Measurements of FMR1 mRNA from peripheral blood samples did not show any relationship with significant differences in BOLD response, in either the between group or age-related analysis. FMR1 mRNA levels are thought to be one of the primary molecular driving forces of neurodegenerative processes in FXTAS, and it is therefore somewhat surprising that FMR1 mRNA amount is not related to these functional imaging changes. Our findings contrast with previous studies that support the hypothesis that early signs of brain changes associated with FXTAS correlate with changes in mRNA levels or metabolism (Cohen et al., 2006, Adams et al., 2007). These studies found that hippocampal volume and IQ scores were correlated with FMR1 mRNA in premutation carriers. However, our findings are in agreement with other studies that found mRNA measurements from peripheral blood may be only weakly correlated with brain expression (Tassone et al., 2007, Cohen et al., 2006, Leehey et al., 2008).
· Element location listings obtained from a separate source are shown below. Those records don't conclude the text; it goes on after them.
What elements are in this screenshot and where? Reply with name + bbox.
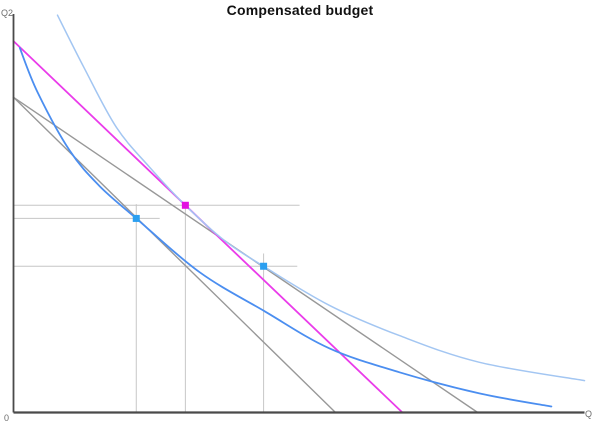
indifference-curve-u1 [56,14,586,382]
y-axis-label: Q2 [1,8,14,18]
x-axis-label: Q [585,409,593,419]
chart-title: Compensated budget [226,2,374,18]
series-layer [12,14,586,414]
axes-layer [12,14,585,414]
marker-bundle-new [132,214,140,222]
indifference-curve-u2 [18,47,553,408]
origin-label: 0 [4,413,10,423]
budget-line-new [12,96,337,414]
marker-bundle-original [260,262,268,270]
marker-bundle-compensated [181,201,189,209]
markers-layer [132,201,268,270]
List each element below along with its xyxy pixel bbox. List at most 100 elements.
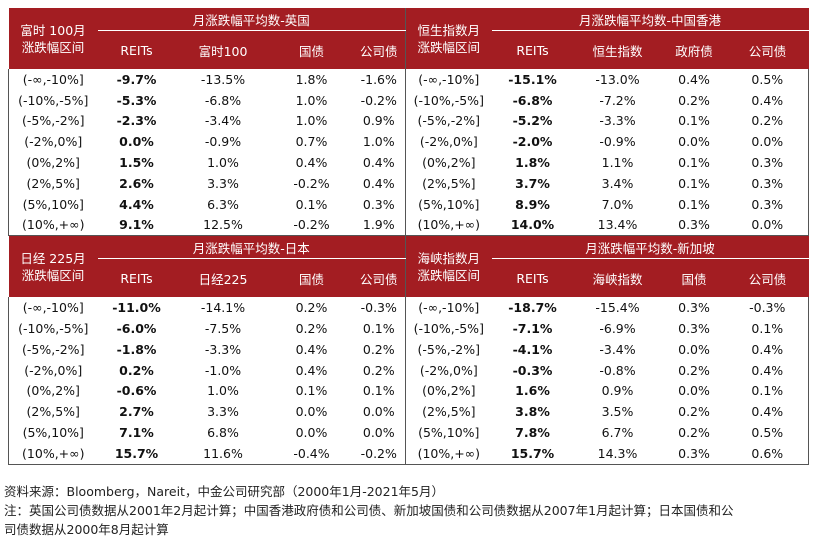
row-header-line: 涨跌幅区间 <box>21 39 85 55</box>
value-cell: -14.1% <box>200 300 246 316</box>
value-cell: -5.3% <box>116 92 157 108</box>
range-label-cell: (-2%,0%] <box>405 131 492 153</box>
value-cell: 1.9% <box>352 214 406 237</box>
range-label-cell: (-10%,-5%] <box>405 89 492 111</box>
value-cell: 1.0% <box>207 383 239 399</box>
value-cell: 0.5% <box>726 422 810 443</box>
value-cell: -11.0% <box>112 300 161 316</box>
value-cell: 3.3% <box>207 404 239 420</box>
value-cell: -1.0% <box>204 362 242 378</box>
top-column-header-row: REITs 富时100 国债 公司债 REITs 恒生指数 政府债 公司债 <box>9 30 809 69</box>
value-cell: 0.3% <box>726 193 810 215</box>
value-cell: 0.4% <box>678 71 710 87</box>
range-label-cell: (10%,+∞) <box>405 442 492 465</box>
value-cell: -13.0% <box>595 71 640 87</box>
value-cell: 0.7% <box>295 134 328 150</box>
row-header-line: 富时 100月 <box>20 22 86 38</box>
notes: 资料来源：Bloomberg，Nareit，中金公司研究部（2000年1月-20… <box>4 482 818 539</box>
value-cell: 4.4% <box>119 196 154 212</box>
value-cell: 0.3% <box>661 442 727 465</box>
table-row: (5%,10%] 4.4% 6.3% 0.1% 0.3% (5%,10%] 8.9% 7.0%… <box>8 193 810 215</box>
value-cell: 0.3% <box>362 196 395 212</box>
value-cell: -13.5% <box>200 71 246 87</box>
value-cell: 11.6% <box>175 442 271 465</box>
value-cell: -0.2% <box>270 214 353 237</box>
value-cell: -18.7% <box>508 300 557 316</box>
column-header: REITs <box>97 30 176 69</box>
value-cell: 0.2% <box>726 110 810 132</box>
value-cell: 0.1% <box>678 155 710 171</box>
value-cell: 1.0% <box>295 92 328 108</box>
range-label-cell: (-2%,0%] <box>8 131 98 153</box>
value-cell: 7.8% <box>515 425 550 441</box>
column-header: 公司债 <box>726 30 809 69</box>
value-cell: -15.1% <box>508 71 557 87</box>
table-row: (10%,+∞) 9.1% 12.5% -0.2% 1.9% (10%,+∞) 14.0% 1… <box>8 214 810 237</box>
table-row: (-5%,-2%] -2.3% -3.4% 1.0% 0.9% (-5%,-2%] -5.2… <box>8 110 810 132</box>
value-cell: 0.0% <box>362 404 395 420</box>
table-row: (10%,+∞) 15.7% 11.6% -0.4% -0.2% (10%,+∞) 15.7… <box>8 442 810 465</box>
value-cell: 0.5% <box>726 69 810 90</box>
range-label-cell: (-2%,0%] <box>405 359 492 381</box>
range-label-cell: (2%,5%] <box>8 401 98 423</box>
value-cell: 3.3% <box>207 175 239 191</box>
value-cell: 0.1% <box>678 113 710 129</box>
range-label-cell: (2%,5%] <box>405 172 492 194</box>
value-cell: 0.4% <box>726 359 810 381</box>
column-header: 国债 <box>270 30 353 69</box>
value-cell: 0.4% <box>295 362 328 378</box>
bottom-left-table-title: 月涨跌幅平均数-日本 <box>97 235 406 260</box>
value-cell: 1.0% <box>362 134 395 150</box>
value-cell: 1.8% <box>515 155 550 171</box>
value-cell: 0.3% <box>678 300 710 316</box>
value-cell: 3.8% <box>515 404 550 420</box>
column-header: 恒生指数 <box>573 30 662 69</box>
range-label-cell: (-∞,-10%] <box>405 297 492 319</box>
value-cell: 3.7% <box>515 175 550 191</box>
range-label-cell: (0%,2%] <box>8 380 98 402</box>
range-label-cell: (5%,10%] <box>405 193 492 215</box>
value-cell: -2.0% <box>512 134 553 150</box>
value-cell: -0.3% <box>512 362 553 378</box>
value-cell: 1.1% <box>601 155 634 171</box>
value-cell: 0.4% <box>726 89 810 111</box>
value-cell: 9.1% <box>97 214 176 237</box>
value-cell: 1.6% <box>515 383 550 399</box>
value-cell: 0.0% <box>678 134 710 150</box>
value-cell: 0.3% <box>726 172 810 194</box>
table-row: (-∞,-10%] -9.7% -13.5% 1.8% -1.6% (-∞,-10%] -1… <box>8 69 810 90</box>
value-cell: -0.6% <box>116 383 157 399</box>
value-cell: 0.1% <box>362 383 395 399</box>
value-cell: 0.1% <box>678 196 710 212</box>
column-header: 富时100 <box>175 30 271 69</box>
row-header-line: 恒生指数月 <box>417 22 481 38</box>
value-cell: 0.4% <box>726 338 810 360</box>
value-cell: -0.3% <box>726 297 810 319</box>
value-cell: 0.2% <box>678 404 710 420</box>
value-cell: -0.2% <box>352 442 406 465</box>
value-cell: -6.9% <box>599 321 636 337</box>
value-cell: 0.0% <box>726 214 810 237</box>
range-label-cell: (0%,2%] <box>8 152 98 173</box>
value-cell: -1.6% <box>360 71 397 87</box>
reits-return-table: 富时 100月 涨跌幅区间 月涨跌幅平均数-英国 恒生指数月 涨跌幅区间 月涨跌幅平均数-… <box>8 8 810 465</box>
value-cell: 6.3% <box>207 196 239 212</box>
value-cell: 0.2% <box>362 362 395 378</box>
value-cell: 14.0% <box>491 214 574 237</box>
range-label-cell: (-5%,-2%] <box>405 110 492 132</box>
value-cell: 0.0% <box>678 383 710 399</box>
value-cell: -0.4% <box>270 442 353 465</box>
value-cell: 0.1% <box>362 321 395 337</box>
column-header: 日经225 <box>175 258 271 298</box>
value-cell: 2.7% <box>119 404 154 420</box>
value-cell: 3.4% <box>601 175 634 191</box>
value-cell: 1.8% <box>295 71 328 87</box>
range-label-cell: (-∞,-10%] <box>8 69 98 90</box>
value-cell: -0.8% <box>599 362 636 378</box>
value-cell: -0.9% <box>599 134 636 150</box>
value-cell: -0.2% <box>360 92 397 108</box>
value-cell: 0.3% <box>661 214 727 237</box>
value-cell: 0.2% <box>295 300 328 316</box>
value-cell: 0.4% <box>295 341 328 357</box>
top-section-title-row: 富时 100月 涨跌幅区间 月涨跌幅平均数-英国 恒生指数月 涨跌幅区间 月涨跌幅平均数-… <box>8 8 809 69</box>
It is possible however that variation in asymptomatic premutation carrier populations in terms of future FXTAS penetrance may be a contributing factor to the discrepancies in the findings into FMR1 mRNA levels in carriers. To elucidate this further, work in the field should attempt to strive towards methodology that can more directly identify molecular changes in the brain in vivo or post mortem.
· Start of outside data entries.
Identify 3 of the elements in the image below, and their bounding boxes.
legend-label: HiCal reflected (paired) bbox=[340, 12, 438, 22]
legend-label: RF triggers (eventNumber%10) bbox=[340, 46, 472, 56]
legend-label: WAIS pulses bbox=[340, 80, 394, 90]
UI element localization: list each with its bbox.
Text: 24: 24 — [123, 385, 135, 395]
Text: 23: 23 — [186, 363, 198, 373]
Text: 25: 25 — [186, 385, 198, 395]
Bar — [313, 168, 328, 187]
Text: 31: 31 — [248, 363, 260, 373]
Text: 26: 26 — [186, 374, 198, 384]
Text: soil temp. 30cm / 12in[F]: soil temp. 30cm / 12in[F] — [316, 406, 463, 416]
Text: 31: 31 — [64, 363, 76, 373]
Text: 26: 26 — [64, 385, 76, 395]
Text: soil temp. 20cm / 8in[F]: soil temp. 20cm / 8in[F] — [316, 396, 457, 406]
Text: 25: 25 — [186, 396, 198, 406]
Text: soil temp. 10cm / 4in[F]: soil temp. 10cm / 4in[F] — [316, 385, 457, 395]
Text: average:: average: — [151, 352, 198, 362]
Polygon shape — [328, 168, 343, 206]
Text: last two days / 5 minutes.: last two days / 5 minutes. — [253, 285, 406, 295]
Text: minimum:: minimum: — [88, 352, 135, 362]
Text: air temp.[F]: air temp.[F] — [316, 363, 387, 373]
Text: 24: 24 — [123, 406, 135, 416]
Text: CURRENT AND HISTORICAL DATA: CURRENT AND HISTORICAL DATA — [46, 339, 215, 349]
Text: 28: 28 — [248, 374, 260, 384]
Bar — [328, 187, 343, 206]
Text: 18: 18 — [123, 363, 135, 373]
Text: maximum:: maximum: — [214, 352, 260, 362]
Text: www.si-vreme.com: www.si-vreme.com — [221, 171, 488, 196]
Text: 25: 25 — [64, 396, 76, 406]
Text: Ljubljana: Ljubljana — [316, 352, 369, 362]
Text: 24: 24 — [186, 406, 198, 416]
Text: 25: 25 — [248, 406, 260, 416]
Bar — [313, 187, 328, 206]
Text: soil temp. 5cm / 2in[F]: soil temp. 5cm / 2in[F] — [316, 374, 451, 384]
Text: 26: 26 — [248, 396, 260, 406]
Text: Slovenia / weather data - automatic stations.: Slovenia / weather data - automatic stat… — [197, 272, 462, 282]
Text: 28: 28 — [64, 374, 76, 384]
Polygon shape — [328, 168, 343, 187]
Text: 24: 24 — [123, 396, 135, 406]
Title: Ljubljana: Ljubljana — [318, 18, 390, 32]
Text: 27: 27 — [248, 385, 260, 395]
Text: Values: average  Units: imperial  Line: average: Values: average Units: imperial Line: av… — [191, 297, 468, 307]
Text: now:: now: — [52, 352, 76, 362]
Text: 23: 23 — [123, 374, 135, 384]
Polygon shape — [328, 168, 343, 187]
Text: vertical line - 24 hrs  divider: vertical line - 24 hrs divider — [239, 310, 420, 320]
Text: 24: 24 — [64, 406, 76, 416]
Previous functional MRI research studies have also observed functional abnormalities in premutation carriers without FXTAS. During associative memory recall tasks, increases in activation at the parietal cortex is suggestive of compensatory mechanisms within premutation carrier groups, given that performance in the task was not significantly different to control subjects (Koldewyn et al., 2008). This type of neural compensation may be important in the carrier phenotype, allowing individuals to counteract processing deficiencies and appear outwardly asymptomatic. Findings of reduced activation in the limbic system of carriers is also further evidence of the higher incidences of social and psychiatric problems in carrier populations, and may indeed be linked to structural findings, such as volume loss at the amygdala (Hessl et al., 2011). Additionally, during a scanner task that involved the presentation of neutral faces to participants, premutation carriers were observed to respond to this type of stimuli with greater overall brain activation, which again may be reflective of social difficulties and neuropsychological abnormalities (Hessl et al., 2007). On the whole, fMRI in FMR1 premutation carriers has shown a reduction in the BOLD signal at multiple different brain regions in response to varied stimuli. However, the literature is not without conflicting results, and some research groups have demonstrated no significant differences in comparison to control groups during functional testing (Wang et al., 2012). This absence of differences between groups may arise for many different reasons, one such important reason being that the heterogeneity of the premutation phenotype and percentage of FXTAS penetrance may cause studied groups of carriers to vary considerably. The present study however is consistent with the existence of altered BOLD response in carriers who do not show clinical signs of FXTAS.

Overall, we find novel results pertaining to motor function and response to variation in task demand using functional neuroimaging in Fragile X premutation carriers. Our results show brain changes in carriers in the cerebellar and limbic regions which are likely to reflect functional impairment of compensatory mechanisms and response to increased task demand. These changes pre-exist the diagnosis of FXTAS and are most marked in older carriers, suggesting that they may be indicative of FXTAS vulnerability. Future longitudinal studies are required to confirm this.

Funding

This work was funded by the RS MacDonald Trust and the Patrick Wild Centre through the Helen Maud-Garfit fund.